Some experts in the region pointed out that these developments might lead to a repeat of the 1997 Asian crisis.  Predictions by some international experts say that the next global financial crisis will have its roots in the emerging markets of Asia.
The outflow of capital because of the federal reserve rewinding on its quantitative easing has also led to falling of stock prices in the region, which is again putting pressure on their exchange rates.
When stock prices fall, the performance of companies in the region also drops, which will eventually lead to less money creation in the economy and lower gross domestic growth.
However, hopes among the region’s economy are that the federal reserve might stop the scaling back of quantitative easing, which will arrest their currencies fall.
The risk, however, is that economies are entering into a deficit in their current accounts, because of the currencies fall and fall in stock prices.  Should this continue, foreign investors might not be too keen to pump in money in the region.
These have pushed several nations to start packaging new economic stimulus plans to bridge their current account deficit.  Indonesia recently is also planning to put in place tax breaks for companies to focus on attracting investments from outside.
“A lot of capital flew out of Indonesia in the last few days,” one of its media reported.
Nepalese rupee also plunged along with the Indian rupee as the two currencies are also pegged, at 1.6 Nepalese rupee for 1 Indian rupee.
This development in Nepal is laying heavily on its trade balance.  A media report from Nepal stated that Nepal was predominantly an import driven economy and that rupee’s depreciation is making a huge impact on the economy.  As more money is spent for purchasing the dollar, goods imported from countries other than India has become expensive.
In Bangladesh, although the taka has also depreciated, it has not depreciated to the extent the Indian rupee has.
However, this also is not working towards Bangladesh’s advantage.  With Bangladesh and India competing in the same market, Indian exporters, in a bid to gain as much as they can from the rising dollar, are exporting in huge quantities.  On the other hand, imports for Bangladesh has become expensive.
A Bangladesh media reported that the country has already ceded much ground in the export of garments.
The hardest hit, however, has been the Indian rupee and the Bhutanese Ngultrum, since the two currencies are pegged at par.

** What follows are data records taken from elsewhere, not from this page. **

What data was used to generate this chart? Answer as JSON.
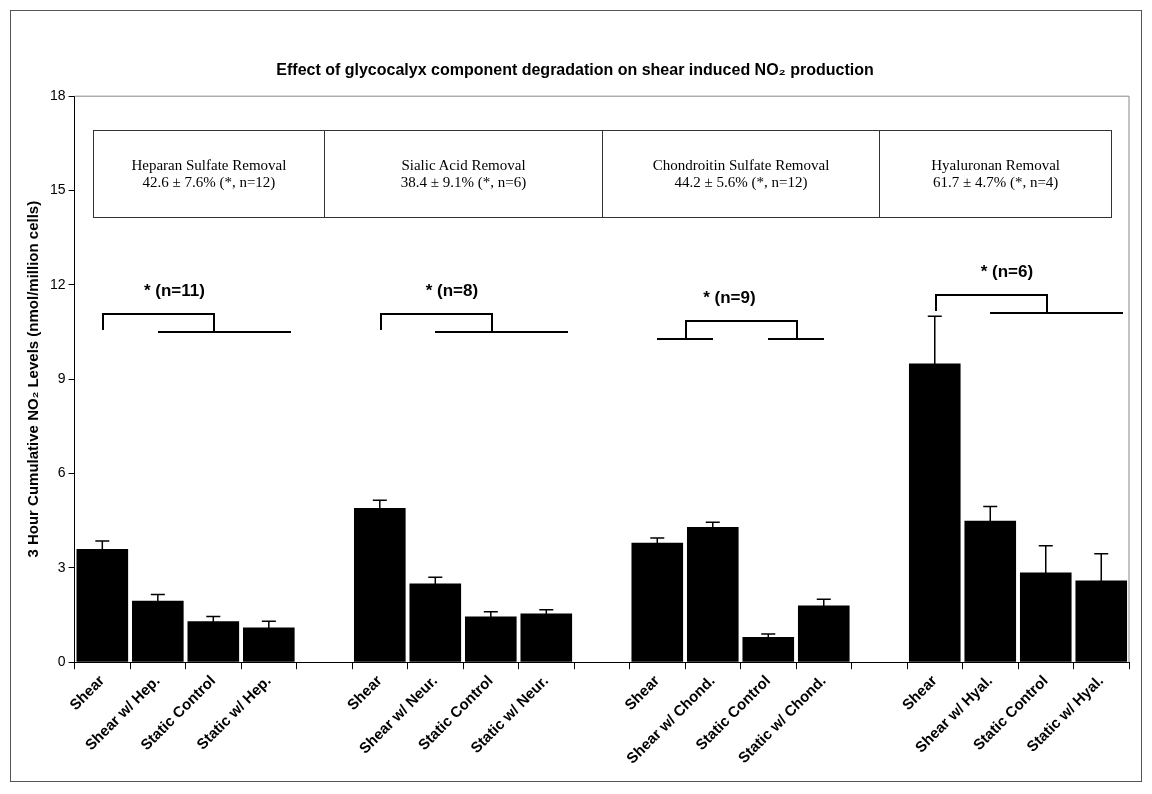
{
  "chart_data": {
    "type": "bar",
    "title": "Effect of glycocalyx component degradation on shear induced NO₂ production",
    "ylabel": "3 Hour Cumulative NO₂ Levels (nmol/million cells)",
    "categories": [
      "Shear",
      "Shear w/ Hep.",
      "Static Control",
      "Static w/ Hep.",
      null,
      "Shear",
      "Shear w/ Neur.",
      "Static Control",
      "Static w/ Neur.",
      null,
      "Shear",
      "Shear w/ Chond.",
      "Static Control",
      "Static w/ Chond.",
      null,
      "Shear",
      "Shear w/ Hyal.",
      "Static Control",
      "Static w/ Hyal."
    ],
    "values": [
      3.6,
      1.95,
      1.3,
      1.1,
      null,
      4.9,
      2.5,
      1.45,
      1.55,
      null,
      3.8,
      4.3,
      0.8,
      1.8,
      null,
      9.5,
      4.5,
      2.85,
      2.6
    ],
    "errors": [
      0.25,
      0.2,
      0.15,
      0.2,
      null,
      0.25,
      0.2,
      0.15,
      0.12,
      null,
      0.15,
      0.15,
      0.1,
      0.2,
      null,
      1.5,
      0.45,
      0.85,
      0.85
    ],
    "color": "#000000",
    "ylim": [
      0,
      18
    ],
    "yticks": [
      0,
      3,
      6,
      9,
      12,
      15,
      18
    ],
    "grid": false,
    "legend": false,
    "annotations": [
      "Heparan Sulfate Removal\n42.6 ± 7.6% (*, n=12)",
      "Sialic Acid Removal\n38.4 ± 9.1% (*, n=6)",
      "Chondroitin Sulfate Removal\n44.2 ± 5.6% (*, n=12)",
      "Hyaluronan Removal\n61.7 ± 4.7% (*, n=4)",
      "* (n=11)",
      "* (n=8)",
      "* (n=9)",
      "* (n=6)"
    ]
  }
}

The reason, according to some experts as to why the rupee has depreciated more than any currency in the region, was because of its own fundamental reasons.  India was importing huge quantities of gold and electronic items from abroad, putting pressure on its current account deficit.
India’s current account deficit was recorded at around 4.2 percent.  This is relatively huge compared to its GDP size of 1.8 trillion USD.
Recently, in a move to arrest the rupee’s fall, the Indian government put quantitative restrictions on import of gold and electronics.